The sequence of manipulations to get from one grasp state to the next consists of laying the cloth on the table, opening both grippers, and picking up the cloth by a new pair of points.
Q6. What is the way to calculate the contours of a cloth?
The predicted contours for each pair of grasp states and articles (gt, a) are computed from the mesh coordinates (Xt) generated by the cloth simulator, which is detailed in Section V. Next, the dynamic time warping algorithm is used to find the best alignment of each predicted contour to the actual contour.

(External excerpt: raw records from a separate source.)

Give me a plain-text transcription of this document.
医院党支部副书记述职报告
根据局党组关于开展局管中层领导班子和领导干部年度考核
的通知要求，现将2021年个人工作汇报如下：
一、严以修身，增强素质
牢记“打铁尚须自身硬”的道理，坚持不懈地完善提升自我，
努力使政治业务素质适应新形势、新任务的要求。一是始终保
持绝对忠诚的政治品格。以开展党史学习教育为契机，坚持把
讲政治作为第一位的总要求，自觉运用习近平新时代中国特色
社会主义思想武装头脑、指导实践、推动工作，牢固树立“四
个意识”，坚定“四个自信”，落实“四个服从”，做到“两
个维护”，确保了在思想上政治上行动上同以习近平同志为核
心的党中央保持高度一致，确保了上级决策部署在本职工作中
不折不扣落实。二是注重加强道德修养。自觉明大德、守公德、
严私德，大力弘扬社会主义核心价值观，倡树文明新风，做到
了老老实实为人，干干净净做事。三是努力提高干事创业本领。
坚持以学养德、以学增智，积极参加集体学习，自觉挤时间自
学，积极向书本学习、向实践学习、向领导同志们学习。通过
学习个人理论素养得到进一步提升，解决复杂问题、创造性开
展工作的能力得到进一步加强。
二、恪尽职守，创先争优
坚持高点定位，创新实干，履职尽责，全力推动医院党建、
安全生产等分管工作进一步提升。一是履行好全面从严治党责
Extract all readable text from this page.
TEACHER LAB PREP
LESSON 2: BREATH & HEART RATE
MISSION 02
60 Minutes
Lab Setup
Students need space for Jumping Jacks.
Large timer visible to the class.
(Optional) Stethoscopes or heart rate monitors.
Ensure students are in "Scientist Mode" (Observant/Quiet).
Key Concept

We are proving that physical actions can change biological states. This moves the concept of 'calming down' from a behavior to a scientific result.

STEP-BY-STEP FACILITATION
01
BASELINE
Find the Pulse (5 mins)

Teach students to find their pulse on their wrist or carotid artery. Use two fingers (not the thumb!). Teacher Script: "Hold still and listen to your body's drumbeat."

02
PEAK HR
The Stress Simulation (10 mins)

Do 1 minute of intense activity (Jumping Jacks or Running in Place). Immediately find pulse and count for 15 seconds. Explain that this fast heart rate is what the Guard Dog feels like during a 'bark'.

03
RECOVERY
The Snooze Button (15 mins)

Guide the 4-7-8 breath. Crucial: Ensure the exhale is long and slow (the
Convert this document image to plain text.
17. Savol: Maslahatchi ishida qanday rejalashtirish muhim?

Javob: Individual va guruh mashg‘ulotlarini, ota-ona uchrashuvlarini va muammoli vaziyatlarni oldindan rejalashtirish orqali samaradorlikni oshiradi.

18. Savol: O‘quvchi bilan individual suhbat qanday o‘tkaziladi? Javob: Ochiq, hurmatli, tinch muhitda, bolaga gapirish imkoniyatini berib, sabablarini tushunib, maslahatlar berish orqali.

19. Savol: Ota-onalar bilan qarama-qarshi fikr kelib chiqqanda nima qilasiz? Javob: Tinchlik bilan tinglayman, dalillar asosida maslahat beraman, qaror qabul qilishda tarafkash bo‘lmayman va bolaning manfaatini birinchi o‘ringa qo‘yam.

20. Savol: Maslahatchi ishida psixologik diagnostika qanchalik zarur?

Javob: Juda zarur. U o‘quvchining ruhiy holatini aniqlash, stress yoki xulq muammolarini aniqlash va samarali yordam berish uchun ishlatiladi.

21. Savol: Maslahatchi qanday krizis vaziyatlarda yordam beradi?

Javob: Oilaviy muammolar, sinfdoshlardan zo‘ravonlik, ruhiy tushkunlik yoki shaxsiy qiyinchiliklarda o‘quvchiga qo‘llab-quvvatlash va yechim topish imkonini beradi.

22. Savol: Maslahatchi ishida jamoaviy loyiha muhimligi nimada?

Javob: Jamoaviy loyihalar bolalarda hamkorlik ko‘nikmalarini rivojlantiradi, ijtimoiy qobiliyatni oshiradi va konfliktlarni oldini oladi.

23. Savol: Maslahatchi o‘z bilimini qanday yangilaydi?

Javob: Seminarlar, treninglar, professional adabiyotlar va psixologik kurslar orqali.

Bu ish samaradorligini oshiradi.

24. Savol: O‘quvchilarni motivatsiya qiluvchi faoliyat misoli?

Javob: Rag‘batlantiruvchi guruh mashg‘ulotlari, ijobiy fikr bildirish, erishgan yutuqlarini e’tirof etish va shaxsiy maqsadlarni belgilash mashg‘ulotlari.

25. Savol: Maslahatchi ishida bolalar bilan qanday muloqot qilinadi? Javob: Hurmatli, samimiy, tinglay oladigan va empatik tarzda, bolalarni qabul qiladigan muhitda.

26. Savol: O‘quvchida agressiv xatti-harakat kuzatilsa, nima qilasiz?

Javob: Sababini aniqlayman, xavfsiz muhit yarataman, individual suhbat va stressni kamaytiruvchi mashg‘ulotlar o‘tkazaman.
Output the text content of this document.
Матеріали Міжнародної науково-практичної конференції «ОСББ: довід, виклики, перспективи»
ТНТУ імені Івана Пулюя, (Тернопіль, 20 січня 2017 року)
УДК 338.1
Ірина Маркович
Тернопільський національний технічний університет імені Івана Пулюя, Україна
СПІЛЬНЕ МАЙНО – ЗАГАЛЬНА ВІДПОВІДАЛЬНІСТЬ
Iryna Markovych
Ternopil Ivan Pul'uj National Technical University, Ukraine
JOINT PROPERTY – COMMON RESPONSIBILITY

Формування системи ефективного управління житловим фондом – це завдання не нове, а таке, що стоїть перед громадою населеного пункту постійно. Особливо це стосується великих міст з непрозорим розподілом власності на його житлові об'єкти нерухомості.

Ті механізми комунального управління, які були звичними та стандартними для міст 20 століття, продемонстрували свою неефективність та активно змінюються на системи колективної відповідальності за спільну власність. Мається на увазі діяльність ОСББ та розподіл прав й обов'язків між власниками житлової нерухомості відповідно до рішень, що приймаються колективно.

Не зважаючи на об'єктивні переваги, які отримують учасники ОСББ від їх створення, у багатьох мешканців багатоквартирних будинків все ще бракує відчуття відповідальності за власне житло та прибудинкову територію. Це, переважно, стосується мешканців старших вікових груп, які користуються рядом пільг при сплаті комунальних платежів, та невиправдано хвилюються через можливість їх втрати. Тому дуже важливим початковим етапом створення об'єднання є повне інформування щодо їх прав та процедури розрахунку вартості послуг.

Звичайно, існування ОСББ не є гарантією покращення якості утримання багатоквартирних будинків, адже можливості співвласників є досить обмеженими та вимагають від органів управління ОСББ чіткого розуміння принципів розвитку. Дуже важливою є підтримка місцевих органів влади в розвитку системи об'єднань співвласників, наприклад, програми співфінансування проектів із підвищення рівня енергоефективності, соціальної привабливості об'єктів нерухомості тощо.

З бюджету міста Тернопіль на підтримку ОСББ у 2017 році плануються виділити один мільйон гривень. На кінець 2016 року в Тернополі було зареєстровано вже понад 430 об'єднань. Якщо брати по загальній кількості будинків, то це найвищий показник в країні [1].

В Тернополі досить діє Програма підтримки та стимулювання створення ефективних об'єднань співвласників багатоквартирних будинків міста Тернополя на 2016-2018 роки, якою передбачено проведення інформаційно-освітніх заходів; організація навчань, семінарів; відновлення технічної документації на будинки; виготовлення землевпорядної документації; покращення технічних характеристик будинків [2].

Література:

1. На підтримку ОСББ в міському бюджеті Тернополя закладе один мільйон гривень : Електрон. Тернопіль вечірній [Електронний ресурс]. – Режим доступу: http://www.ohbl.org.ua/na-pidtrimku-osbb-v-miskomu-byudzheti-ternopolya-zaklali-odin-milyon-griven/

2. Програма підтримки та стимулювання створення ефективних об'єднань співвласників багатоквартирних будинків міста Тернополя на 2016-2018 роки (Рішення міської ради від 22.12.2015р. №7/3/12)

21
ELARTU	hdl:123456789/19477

Q7. What is the z-coordinate of the ith mesh point?
also be expressed as the following semidefinite programming (SDP) constraint:[σ2I3 Fe(Xsim) F>e (Xsim) I2] 0 for all e ∈ E. (1)In summary, their optimization problem becomes:minXsim U(Xsim) = N∑ i=1 zis.t. xasim = x l t,x b sim = x r tXsim satisfies Equation (1)where zi is the z-coordinate of the ith mesh point.
Q8. What is the grasp state of the cloth at time t?
Let gt be the grasp state of the cloth at time t, where gt = (glt, g r t ) consists of the mesh point of the cloth in the robot’s left and right gripper respectively.
Q9. What is the simplest way to minimize the gravitational potential energy of all mesh points?
To go from the grasp state (gt) and article (a) to the simulated 3D coordinates of each mesh point (Xsim = {x1sim, . . . ,xNsim}), the authors minimize the gravitational potential energy of all mesh points subject to two sets of constraints.
Q10. What is the key part of the end-to-end task?
In this paper the authors focus on a key part of this end-to-end task; namely, bringing a clothing article from an unknown configuration into a desired configuration.